Facebook is facing a backlash on two continents from users, advertisers and lawmakers for having allowed Cambridge Analytica to allegedly amass information on 50 million of its users.
The company’s core business that powers around $4 billion in monthly revenue is monetizing everything you do on Facebook to serve its advertisers. However, users may not know that the powerful social network already has an opinion about your political leanings — and it’s fairly easy to find out what Mark Zuckerberg’s company thinks of your political preferences.
Hidden in plain sight under Ad Preferences is a section called Your Information.

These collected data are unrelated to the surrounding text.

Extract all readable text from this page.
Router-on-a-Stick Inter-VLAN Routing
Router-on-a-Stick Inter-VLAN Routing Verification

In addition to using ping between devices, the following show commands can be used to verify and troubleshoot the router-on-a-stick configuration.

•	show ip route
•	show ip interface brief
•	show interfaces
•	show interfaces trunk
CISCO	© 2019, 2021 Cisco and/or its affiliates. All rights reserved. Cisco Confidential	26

If you click on that tab, you’ll see an option for Your Categories, which contains a section called US Politics — in parentheses, Facebook will have you labeled as Very Liberal, Liberal, Moderate, Conservative or Very Conservative.
The social network says it fills up these categories “based on information you've provided on Facebook and other activity.”
Under Your Categories, users will also find their birthday, whether or not they are listed as friends of expats, and whether or not they have a "multicultural affinity" on Facebook.
It seems like those five labels are the only options for Facebook political affiliation, which is a bit limiting on a platform that lets its 2 billion monthly users choose among 58 different gender identities.
Regardless of whether you’ve clicked like for a particular candidate or political party, Facebook also tries to determine the self-professed political identities of other users who have liked the same pages as you — and then lumps you in with them.
Don’t want the algorithm to factor in your presumed political affiliation for advertising purposes? Just hover over the box, click the X and see how the tweak impacts your experience on the site.
Meanwhile, as a new poll shows only 41 percent of Americans trust Facebook with their personal data, Zuckerberg has declined to testify in front of British lawmakers about the data scandal but the CEO and co-founder has reportedly expressed willingness to do so in the United States.
U.K.-based Cambridge Analytica, which has ties to Donald Trump's 2016 presidential election campaign, has denied any wrongdoing.